Discuter avec le chef au self pour récupérer les déchets verts et les composter.
Créer le « club nature » : diffuser le message aux élèves par affiches, par papiers, sur le site internet du collège et au sein de vos cours pour les intervenants. Créer une liste d’élèves et communiquez-la à la vie scolaire (attention au passage self et à l’appel)
Conseil : adopter une image « jeune » et attractive et non moralisatrice ou anxiogène. S’appuyer sur les exemples d’agriculture urbaine et des jardins partagés (incroyables comestibles)
PLANNING A L’ANNEE
Créer collectivement un planning de travail à l’année. Conseils pour l’année 1 :
– Automne : étude du lieu et préparation du sol (recouvrir d’une bâche, de cartons, de paille ou de tôle) – Hiver : Ateliers éco-brico en salle et formation avec des partenaires (maraîchers bio, assos…), créer un récupérateur d’eau de pluie et un compost (indispensables), une mangeoire pour les oiseaux, creusez une mare, laisser un tas de branche au sol pour les insectes et les hérissons – Printemps : semis et plants, utiliser un calendrier des semis. N’achetez pas de pots en plastiques : vous pouvez utilisez des boîtes à œufs, des rouleaux de papiers toilette, des cartons… Paillez. – Fin du printemps, début de l’été : premières récoltes
Achat du matériel : les possibilités (attention : moins vous achetez, plus c’est cohérent avec l’idée de résilience et de transition) – emprunter le matériel des agents s’ils veulent bien – apporter du matériel personnel (enseignants et/ ou élèves) – acheter d’occasion –
Sinon acheter en magasin (penser au FSE) et comptez environ 500 euros pour se lancer avec du matériel neuf : grelinette, 2 houes, griffe, 2 plantoirs, sécateur, binette, rateau, fourche-bêche, serfouette, 2 arrosoirs, 2 seaux + graines et plants bio (salades, radis, courges, carottes, haricots, pommes de terre, choux, tomates, aromatiques, fraisiers, framboisiers, groseillers, des fleurs). Si petit budget moins de 100 euros : fourche-bêche, houe, griffe, arrosoir et lancer une collecte de graines auprès du personnel et des familles !
1er cours: expliquer l’importance du sol et des bio-indicateurs (cours en salle + étude sur le terrain). Enrichissez-le avec du fumier naturel puis recouvrez votre sol pour l’hiver.
Conseil : Créer une parcelle témoin retournée mais sans couvre-sol pour observer la différence.
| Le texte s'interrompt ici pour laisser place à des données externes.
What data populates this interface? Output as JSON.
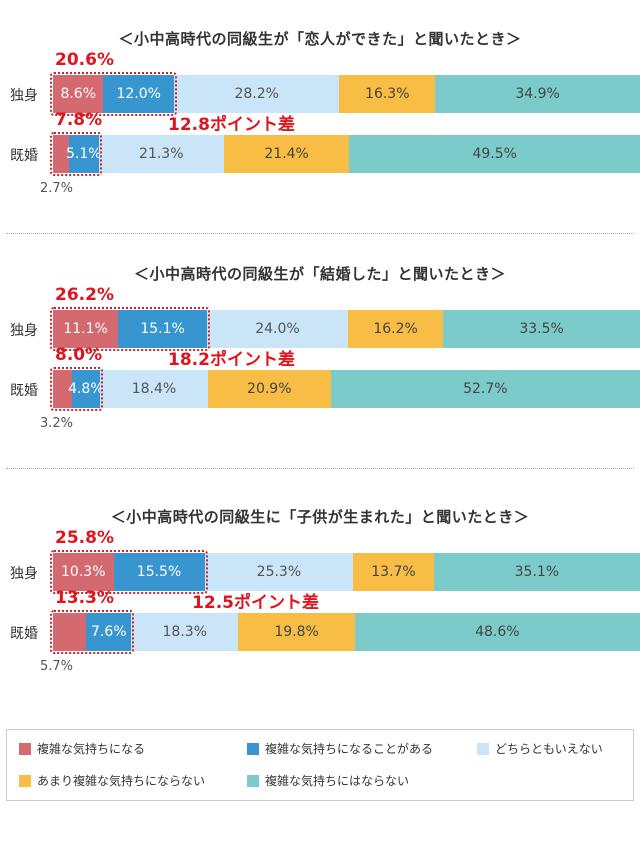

Au printemps : préparez vos semis en salle, et préparez votre sol de la façon suivante : – découvrez le sol – un coup de biogriffe ou grelinette pour décompacter (à la houe ou à la fouche -bêche mais sans retourner si vous n’avez que cela) – un coup de griffe pour retirer les restes de racine et les cailloux – un passage du râteau pour les semis fragiles (carottes) ou pour augmenter vos chances de rendement – utilisez du terreau (compatible agriculture bio) la première année pour vos semis, ensuite utilisez votre compost – paillez dès que les plants sont suffisamment grands pour ne pas être étouffés.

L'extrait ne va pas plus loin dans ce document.